Kriegstüchtig? Friedensethische Reflexionen
Der russische Angriffskrieg gegen die Ukraine hat die europäische Friedensordnung nachhaltig erschüttert und beruht auf historisch wie religiös unhaltbaren Rechtfertigungen. Das Ringen um eine angemessene Antwort führt erneut die Spannung zwischen gewaltfreiem Handeln und der Möglichkeit legitimer Gewaltanwendung vor Augen. Diese Spannung bleibt charakteristisch für die katholische Friedensethik; sie darf nicht einseitig aufgelöst werden. Dem Leitbild des „gerechten Friedens“ liegt einerseits eine menschenrechts- und gemeinwohlbasierte Prozessethik zugrunde, der es primär um Friedensbefähigung und proaktive Ursachenorientierung geht. Andererseits bleiben traditionellen Prüfkriterien der Lehre vom „gerechten Krieg“ unverzichtbar, was die beständige und kritische moralische Reflexion über die Möglichkeiten legitimer Gewalt betrifft. Deren Einsatz muss jedoch stets dem übergeordneten Ziel der Gewaltüberwindung verpflichtet bleiben.
Auf dieser Grundlage muss der Rede von „Kriegstüchtigkeit“, die (stärker als der hier präferierte Begriff der „Kriegstauglichkeit“) auf die innere Motivation abhebt, aus Sicht christlicher Friedensethik und ihrer pazifistischen Grundorientierung zumindest mit Vorsicht begegnet werden. Es besteht die Gefahr einer zu eindimensionalen und verkürzten Auslegung, die keine nachhaltige Antwort auf die Herausforderungen und Bedrohungen nach der „Zeitenwende“ darstellt.

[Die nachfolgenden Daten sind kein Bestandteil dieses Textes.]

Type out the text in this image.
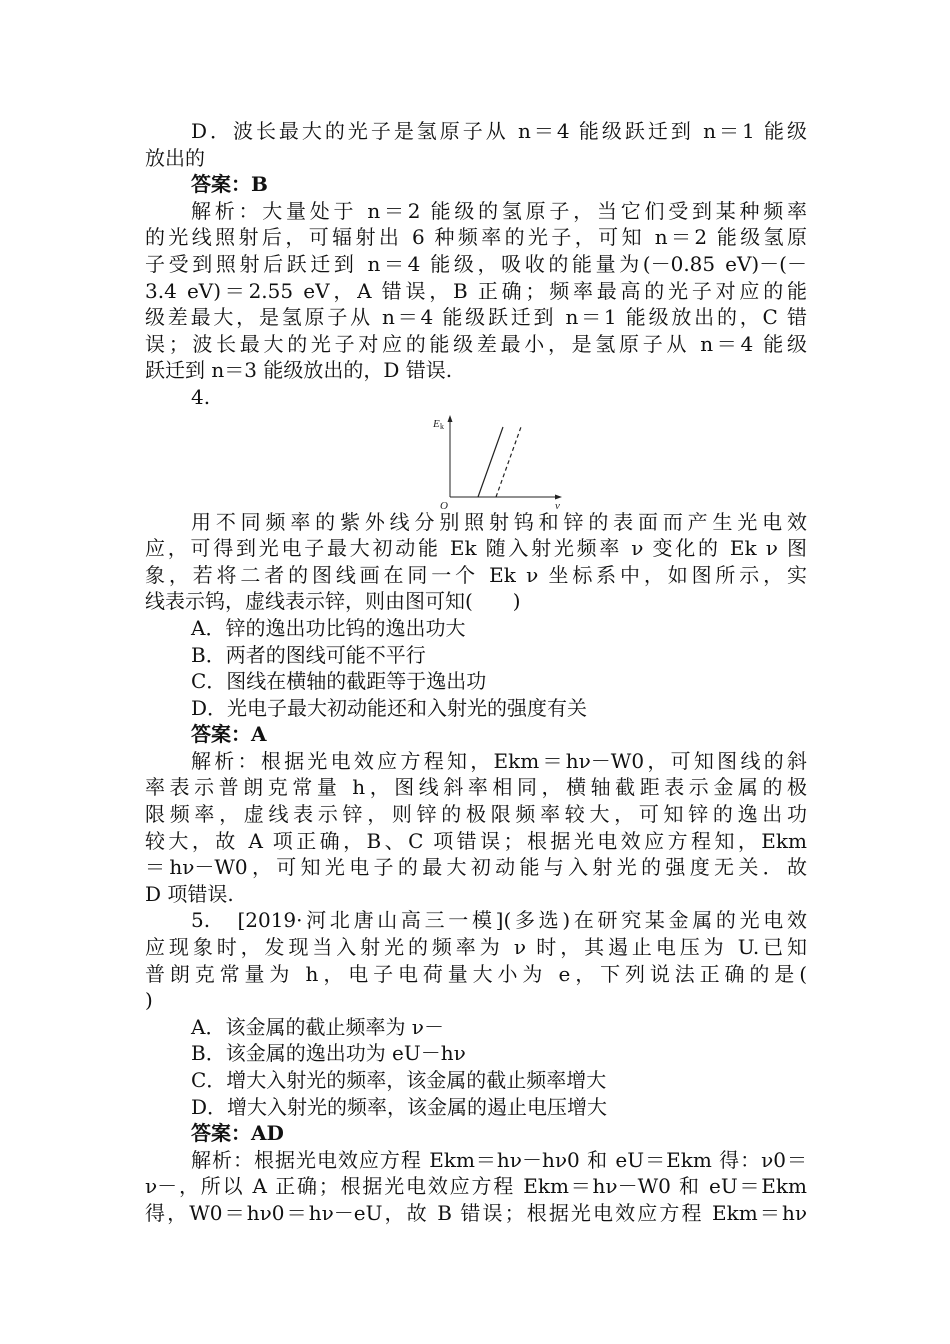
D．波长最大的光子是氢原子从 n＝4 能级跃迁到 n＝1 能级
放出的
答案：B
解析：大量处于 n＝2 能级的氢原子，当它们受到某种频率
的光线照射后，可辐射出 6 种频率的光子，可知 n＝2 能级氢原
子受到照射后跃迁到 n＝4 能级，吸收的能量为(－0.85 eV)－(－
3.4 eV)＝2.55 eV，A 错误，B 正确；频率最高的光子对应的能
级差最大，是氢原子从 n＝4 能级跃迁到 n＝1 能级放出的，C 错
误；波长最大的光子对应的能级差最小，是氢原子从 n＝4 能级
跃迁到 n＝3 能级放出的，D 错误.
4.
E k
O	ν
用不同频率的紫外线分别照射钨和锌的表面而产生光电效
应，可得到光电子最大初动能 Ek 随入射光频率 ν 变化的 Ek ν 图
象，若将二者的图线画在同一个 Ek ν 坐标系中，如图所示，实
线表示钨，虚线表示锌，则由图可知(　　)
A．锌的逸出功比钨的逸出功大
B．两者的图线可能不平行
C．图线在横轴的截距等于逸出功
D．光电子最大初动能还和入射光的强度有关
答案：A
解析：根据光电效应方程知，Ekm＝hν－W0，可知图线的斜
率表示普朗克常量 h，图线斜率相同，横轴截距表示金属的极
限频率，虚线表示锌，则锌的极限频率较大，可知锌的逸出功
较大，故 A 项正确，B、C 项错误；根据光电效应方程知，Ekm
＝hν－W0，可知光电子的最大初动能与入射光的强度无关．故
D 项错误.
5.　[2019·河北唐山高三一模](多选)在研究某金属的光电效
应现象时，发现当入射光的频率为 ν 时，其遏止电压为 U.已知
普朗克常量为 h，电子电荷量大小为 e，下列说法正确的是(
)
A．该金属的截止频率为 ν－
B．该金属的逸出功为 eU－hν
C．增大入射光的频率，该金属的截止频率增大
D．增大入射光的频率，该金属的遏止电压增大
答案：AD
解析：根据光电效应方程 Ekm＝hν－hν0 和 eU＝Ekm 得：ν0＝
ν－，所以 A 正确；根据光电效应方程 Ekm＝hν－W0 和 eU＝Ekm
得，W0＝hν0＝hν－eU，故 B 错误；根据光电效应方程 Ekm＝hν
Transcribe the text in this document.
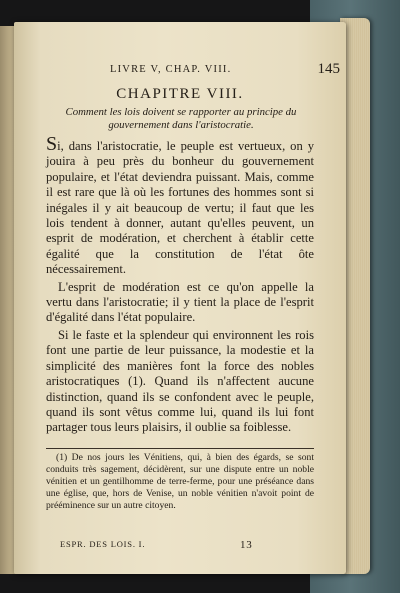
LIVRE V, CHAP. VIII.	145
CHAPITRE VIII.

Comment les lois doivent se rapporter au principe du gouvernement dans l'aristocratie.

Si, dans l'aristocratie, le peuple est vertueux, on y jouira à peu près du bonheur du gouvernement populaire, et l'état deviendra puissant. Mais, comme il est rare que là où les fortunes des hommes sont si inégales il y ait beaucoup de vertu; il faut que les lois tendent à donner, autant qu'elles peuvent, un esprit de modération, et cherchent à établir cette égalité que la constitution de l'état ôte nécessairement.

L'esprit de modération est ce qu'on appelle la vertu dans l'aristocratie; il y tient la place de l'esprit d'égalité dans l'état populaire.

Si le faste et la splendeur qui environnent les rois font une partie de leur puissance, la modestie et la simplicité des manières font la force des nobles aristocratiques (1). Quand ils n'affectent aucune distinction, quand ils se confondent avec le peuple, quand ils sont vêtus comme lui, quand ils lui font partager tous leurs plaisirs, il oublie sa foiblesse.

(1) De nos jours les Vénitiens, qui, à bien des égards, se sont conduits très sagement, décidèrent, sur une dispute entre un noble vénitien et un gentilhomme de terre-ferme, pour une préséance dans une église, que, hors de Venise, un noble vénitien n'avoit point de prééminence sur un autre citoyen.

ESPR. DES LOIS. I.	13
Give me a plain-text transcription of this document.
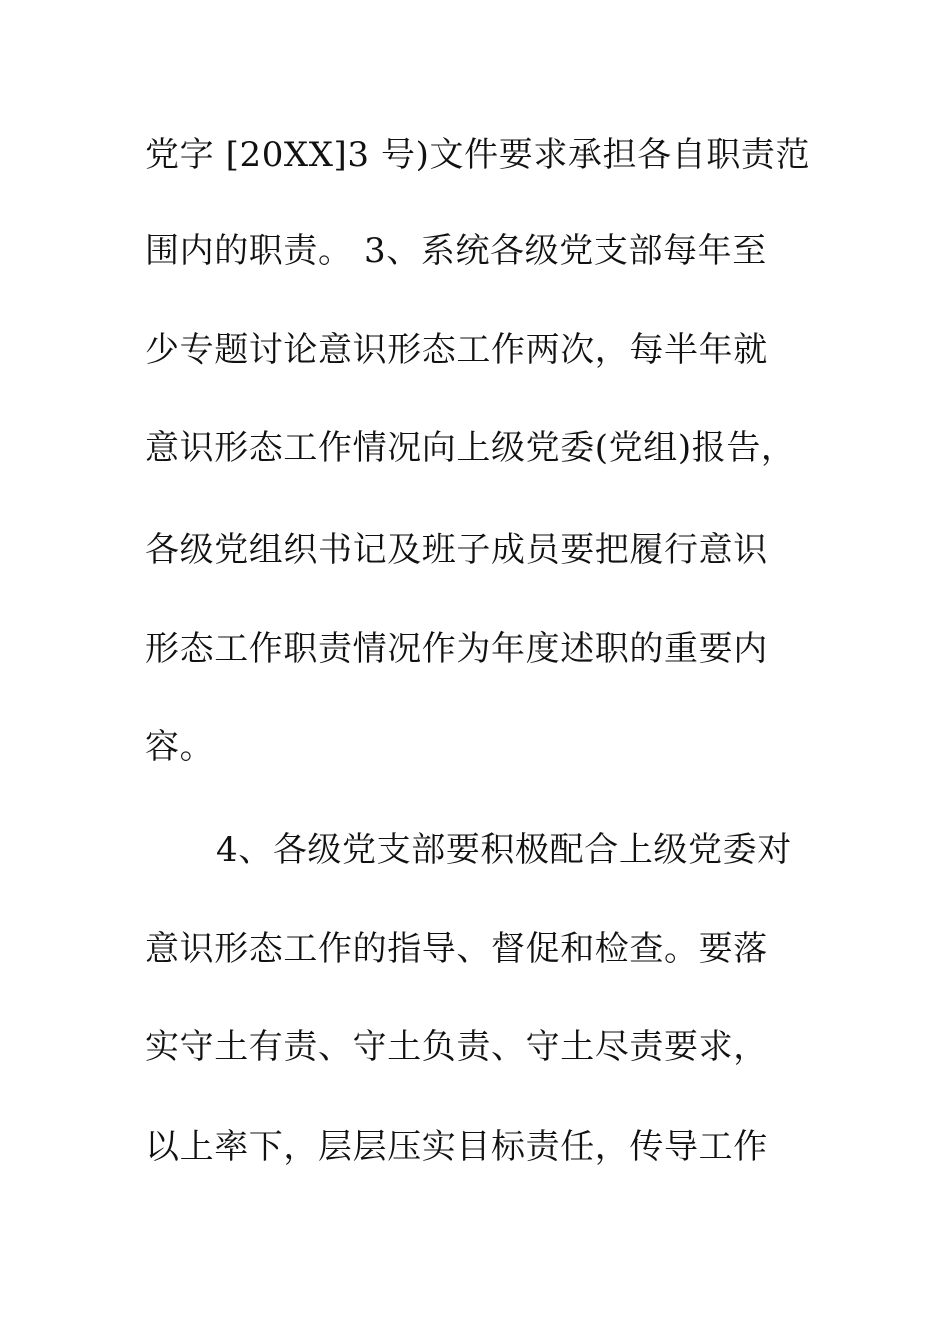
党字 [20XX]3 号)文件要求承担各自职责范
围内的职责。 3、系统各级党支部每年至
少专题讨论意识形态工作两次，每半年就
意识形态工作情况向上级党委(党组)报告，
各级党组织书记及班子成员要把履行意识
形态工作职责情况作为年度述职的重要内
容。
4、各级党支部要积极配合上级党委对
意识形态工作的指导、督促和检查。要落
实守土有责、守土负责、守土尽责要求，
以上率下，层层压实目标责任，传导工作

Eine pazifistische Position wiederum muss nicht zwingend nur in ihrer radikalen Form vertreten werden. Es ist richtig und wichtig, die Bergpredigt mit ihrem Insistieren auf möglichst gewaltfreien Optionen auf ihren normativen Gehalt zu befragen. Allerdings wäre es falsch, aus ihr im Falle eines Angriffskrieges für ein ganzes Land ein grundsätzliches Verteidigungsverbot abzuleiten. Genauso wenig stellt legitime Selbstverteidigung die primäre Option für ein Ethos der Gewaltfreiheit generell infrage. In diesem Spannungsverhältnis stellt die katholische Friedensethik nach wie vor einen wichtigen Kompass dar; sie bietet jedoch keine fertige Schablone, die ohne differenzierte und kontextsensible Einzelfallanalyse zu einer Lösung führt.